For a start there was a reminder that England won the World Cup in 1966 wearing red shirts. Why a reminder? The night before England played Bulgaria in a qualifying match for the EURO 2012 in Poland and Ukraine. The shirt was of a blue colour with the shorts in a light blue while the socks were blue like the shirts.
Apparently it was a good England performance, unlike the one on Tuesday against Wales at Wembley. The author of the piece thought it necessary however, to remind his readers of English triumphs in red in 1966, expressing his dislike of the blue dress. The devil in the blue dress on this night was Wayne Rooney, who scored twice in a 3-0 win. Ironically, what the writer has missed to point out was that Bulgaria are managed by Lothar Matthäus, the German record international player who has become a journeyman as a manager. Nonetheless, England are on the brink of qualification for a tournament and did so in a plucky manner but they’re nearly there, however, the Sun thought it necessary to point out that the shirts England wore in triumph were not blue; thus once more proving that the English football public still harks back to the days of an alleged golden age of English football.

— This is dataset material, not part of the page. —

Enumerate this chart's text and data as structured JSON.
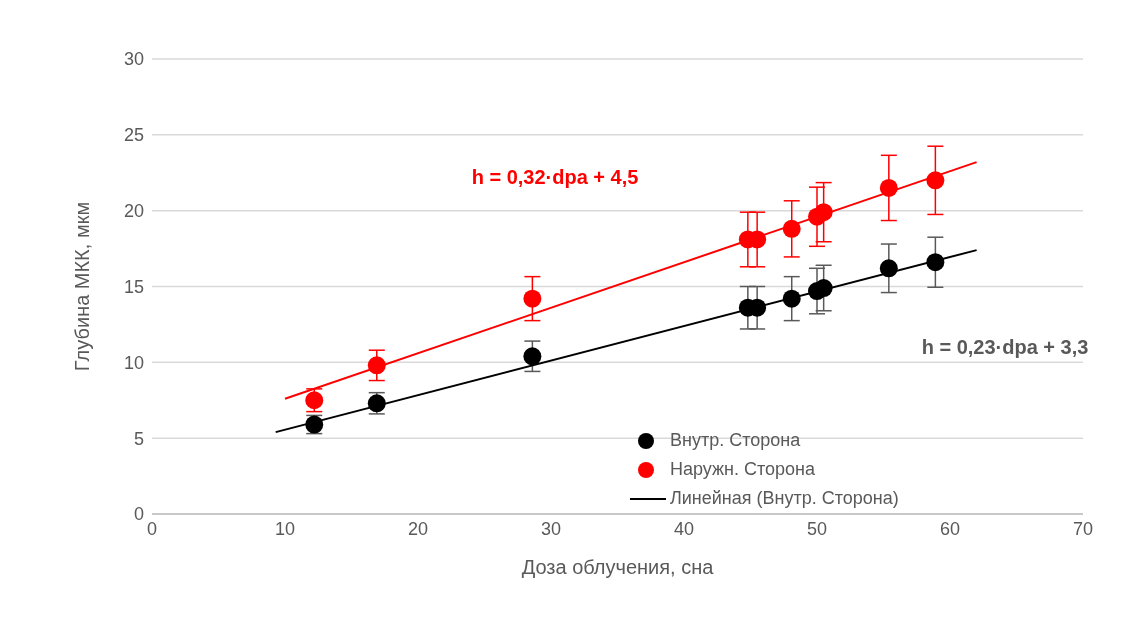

More worrying though was what Jeremy Clarkson had to say. A page full of nonsense ranging from sexism to an overstated Englishness that borders on xenophobia. He asked why any one should bother to learn other languages as most people today would understand English to a certain degree anyway. That is true, yet he is so wrong by dismissing other languages and any effort to learn a different language.
It doesn’t stop here. John Cleese was cited as saying that London is no longer an English city, thus becoming the British counterpart of Thilo Sarrazin, who declared that Germany does away with itself in 2009. Cleese, however was quoted: ‘when the parent culture kind of dissipates, you’re left thinking, “What’s going on”?’
We’re left with a picture of fear that has crept into the English psyche; a picture of xenophobia to reaffirm English identity by declaring London has lost its English heritage and a reminder of English football’s greatest and only triumph in red shirts in 1966, thus diminishing the efforts of this year achieved by England simply by expressing a dislike for the colour of the England shirt.
The Guardian (September 2) published a piece by one of their key writers,, Simon Jenkins, who presented some thoughts on protecting British heritage. His focus were the mining towns of Wales, where instead of conserving those towns and villages worth protecting, are being destroyed or left to decay. In their stead there will be wind mills producing electric energy for the surrounding communities. We get the idea however, that Jenkins is not happy with either; protecting pit villages as a museum of British greatness and installing energy producing means of the 21 century on the hills. There was a time when Britain appeared to be stuck in the past and it was said, that every time Germany opened a factory, Britain opened a museum. One country conserving the status quo, the other looking towards the future. Not all of these pit villages can be turned into museums, otherwise the whole of Wales would be a museum soon but Jenkins is right to remind his readers that it is important to preserve the rich heritage of the Industrial Revolution and not to throw it all away.
Each paper in their own way describe how Britain is losing its identity. Either via boldly stating that London is no longer an English city or that parts of its industrial heritage are going to vanish. The latter certainly has a point as the balance between conservation and renovation appears to be dangerously biased towards the latter. Nonetheless, a very interesting read was provided by both papers, offering a range of points which have been mentioned here briefly.